Piano Sonata No. 2
Opus 61
1942 year
premiere:
06-June-1943
Moscow, Small Hall of the Conservatoire. Performed by the author.
first publication:
1943, “Muzgiz” Publishers, Moscow.
manuscripts:
Hand-written score in the RNMM (Stack 32, Item 79)
Piano Sonata No. 2
Op. 61
Initially, until 1966, the Sonata was assigned opus number 64. Shostakovich dedicated it to the memory of pianist and composer Leonid Nikolayev, one of his conservatory professors. This composition came a decade after the previous solo piano opus—cycle of 24 Preludes, Op. 34. According to the author’s comments in the fair manuscript, the first movement of the Sonata was finished on 18 February 1943, the second on 3 March 1943 in Kuibyshev (where the composer was in evacuation) and the third on 17 March of the same year at Archangelskoye near Moscow.
After he finished the Sonata, Shostakovich performed it on 12 April 1943 at the Arts Committee, three days later at the House of Composers, and at the beginning of May at the Soviet Information Bureau. The Sonata’s philharmonic premiere was held on 6 June 1943 in the Small Hall of the Moscow Conservatory at Shostakovich’s recital. The following season, the composer performed his new work at a recital at the House of Scientists on 27 November 1943.
In general, the reaction to the Sonata was ambiguous. There were no specific reviews about the Sonata in the Soviet press and for a long time it was only mentioned among compositions with a ‘military subject matter’.
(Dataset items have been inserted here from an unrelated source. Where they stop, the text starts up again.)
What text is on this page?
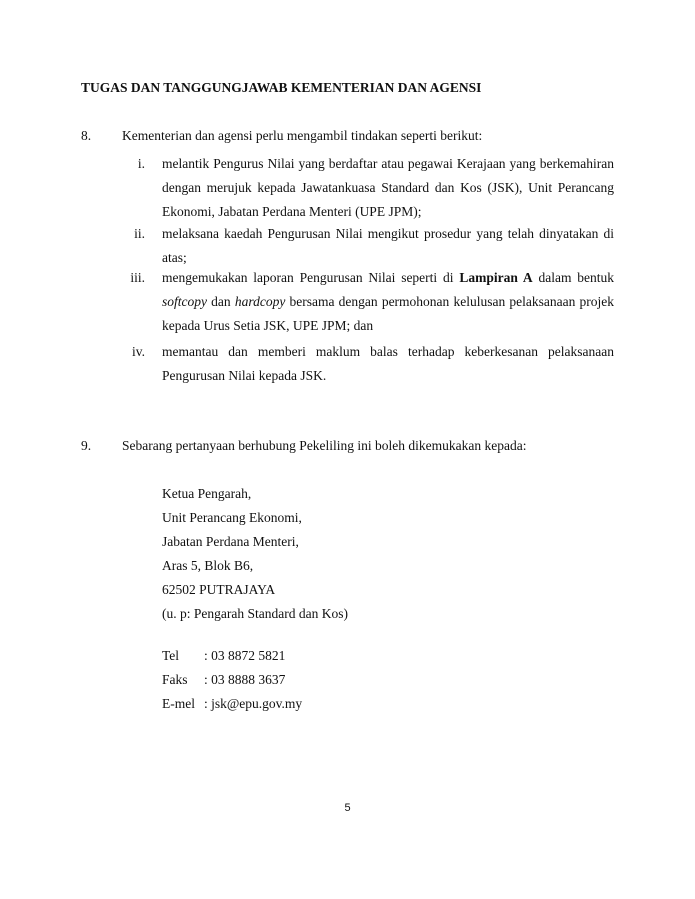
TUGAS DAN TANGGUNGJAWAB KEMENTERIAN DAN AGENSI
8. Kementerian dan agensi perlu mengambil tindakan seperti berikut:
i. melantik Pengurus Nilai yang berdaftar atau pegawai Kerajaan yang berkemahiran
dengan merujuk kepada Jawatankuasa Standard dan Kos (JSK), Unit Perancang
Ekonomi, Jabatan Perdana Menteri (UPE JPM);
ii. melaksana kaedah Pengurusan Nilai mengikut prosedur yang telah dinyatakan di
atas;
iii. mengemukakan laporan Pengurusan Nilai seperti di Lampiran A dalam bentuk
softcopy dan hardcopy bersama dengan permohonan kelulusan pelaksanaan projek
kepada Urus Setia JSK, UPE JPM; dan
iv. memantau dan memberi maklum balas terhadap keberkesanan pelaksanaan
Pengurusan Nilai kepada JSK.
9. Sebarang pertanyaan berhubung Pekeliling ini boleh dikemukakan kepada:
Ketua Pengarah,
Unit Perancang Ekonomi,
Jabatan Perdana Menteri,
Aras 5, Blok B6,
62502 PUTRAJAYA
(u. p: Pengarah Standard dan Kos)
Tel : 03 8872 5821
Faks : 03 8888 3637
E-mel : jsk@epu.gov.my
5
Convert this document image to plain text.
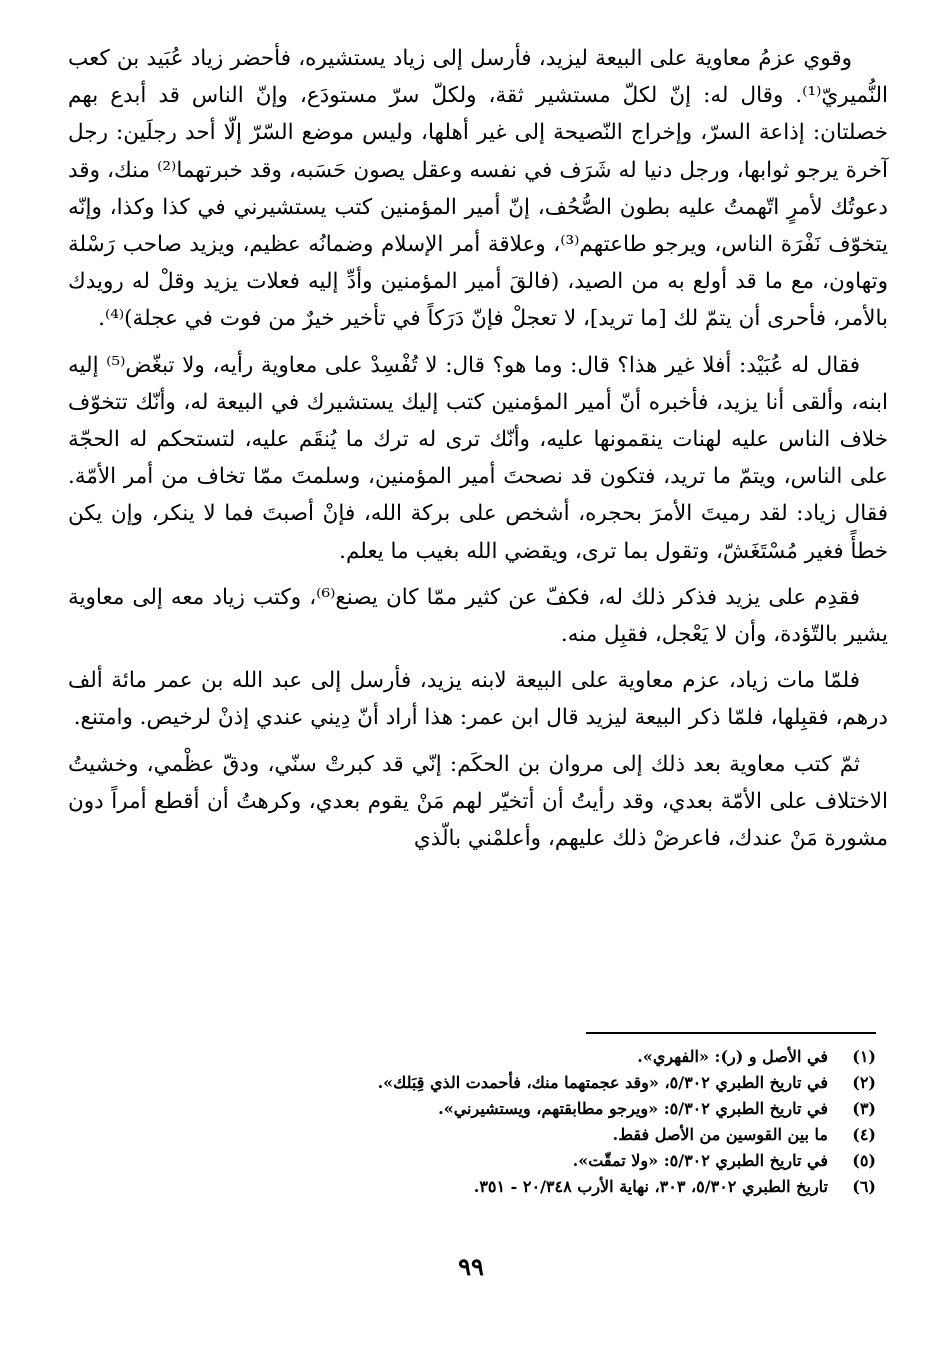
وقوي عزمُ معاوية على البيعة ليزيد، فأرسل إلى زياد يستشيره، فأحضر زياد عُبَيد بن كعب النُّميريّ⁽¹⁾. وقال له: إنّ لكلّ مستشير ثقة، ولكلّ سرّ مستودَع، وإنّ الناس قد أبدع بهم خصلتان: إذاعة السرّ، وإخراج النّصيحة إلى غير أهلها، وليس موضع السّرّ إلّا أحد رجلَين: رجل آخرة يرجو ثوابها، ورجل دنيا له شَرَف في نفسه وعقل يصون حَسَبه، وقد خبرتهما⁽²⁾ منك، وقد دعوتُك لأمرٍ اتّهمتُ عليه بطون الصُّحُف، إنّ أمير المؤمنين كتب يستشيرني في كذا وكذا، وإنّه يتخوّف نَفْرَة الناس، ويرجو طاعتهم⁽³⁾، وعلاقة أمر الإسلام وضمانُه عظيم، ويزيد صاحب رَسْلة وتهاون، مع ما قد أولع به من الصيد، (فالقَ أمير المؤمنين وأدِّ إليه فعلات يزيد وقلْ له رويدك بالأمر، فأحرى أن يتمّ لك [ما تريد]، لا تعجلْ فإنّ دَرَكاً في تأخير خيرٌ من فوت في عجلة)⁽⁴⁾.

فقال له عُبَيْد: أفلا غير هذا؟ قال: وما هو؟ قال: لا تُفْسِدْ على معاوية رأيه، ولا تبغّض⁽⁵⁾ إليه ابنه، وألقى أنا يزيد، فأخبره أنّ أمير المؤمنين كتب إليك يستشيرك في البيعة له، وأنّك تتخوّف خلاف الناس عليه لهنات ينقمونها عليه، وأنّك ترى له ترك ما يُنقَم عليه، لتستحكم له الحجّة على الناس، ويتمّ ما تريد، فتكون قد نصحتَ أمير المؤمنين، وسلمتَ ممّا تخاف من أمر الأمّة. فقال زياد: لقد رميتَ الأمرَ بحجره، أشخص على بركة الله، فإنْ أصبتَ فما لا ينكر، وإن يكن خطأً فغير مُسْتَغَشّ، وتقول بما ترى، ويقضي الله بغيب ما يعلم.

فقدِم على يزيد فذكر ذلك له، فكفّ عن كثير ممّا كان يصنع⁽⁶⁾، وكتب زياد معه إلى معاوية يشير بالتّؤدة، وأن لا يَعْجل، فقبِل منه.

فلمّا مات زياد، عزم معاوية على البيعة لابنه يزيد، فأرسل إلى عبد الله بن عمر مائة ألف درهم، فقبِلها، فلمّا ذكر البيعة ليزيد قال ابن عمر: هذا أراد أنّ دِيني عندي إذنْ لرخيص. وامتنع.

ثمّ كتب معاوية بعد ذلك إلى مروان بن الحكَم: إنّي قد كبرتْ سنّي، ودقّ عظْمي، وخشيتُ الاختلاف على الأمّة بعدي، وقد رأيتُ أن أتخيّر لهم مَنْ يقوم بعدي، وكرهتُ أن أقطع أمراً دون مشورة مَنْ عندك، فاعرضْ ذلك عليهم، وأعلمْني بالّذي

(١)
في الأصل و (ر): «الفهري».
(٢)
في تاريخ الطبري ٥/٣٠٢، «وقد عجمتهما منك، فأحمدت الذي قِبَلك».
(٣)
في تاريخ الطبري ٥/٣٠٢: «ويرجو مطابقتهم، ويستشيرني».
(٤)
ما بين القوسين من الأصل فقط.
(٥)
في تاريخ الطبري ٥/٣٠٢: «ولا تمقّت».
(٦)
تاريخ الطبري ٥/٣٠٢، ٣٠٣، نهاية الأرب ٢٠/٣٤٨ - ٣٥١.
٩٩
According to the order of the Main Office for Monitoring Performances and Repertoire (a subdivision of the Committee for Art Affairs under the USSR Council of Ministers), issued on 14 February 1948, the repertoire of concert organisations was re-examined and several ‘formalistic’ compositions were removed. The resolution went into force on 5 March 1949. Shostakovich’s Second Sonata was among the prohibited compositions. However, as soon as 16 March, the prohibition was lifted. The government resolution was reexamined after Stalin phoned Shostakovich to ask why he was refusing to go to a congress of scientists and cultural figures in the USA as part of the Soviet delegation. The composer said that the reason for his decision was that his works, like those of several of his colleagues, had been blacklisted and this could create an uncomfortable situation at the congress. Stalin expressed surprise about the resolution of the Committee of the Main Office for Monitoring Performances and Repertoire and soon signed a Council of Ministers resolution on cancellation of the February order.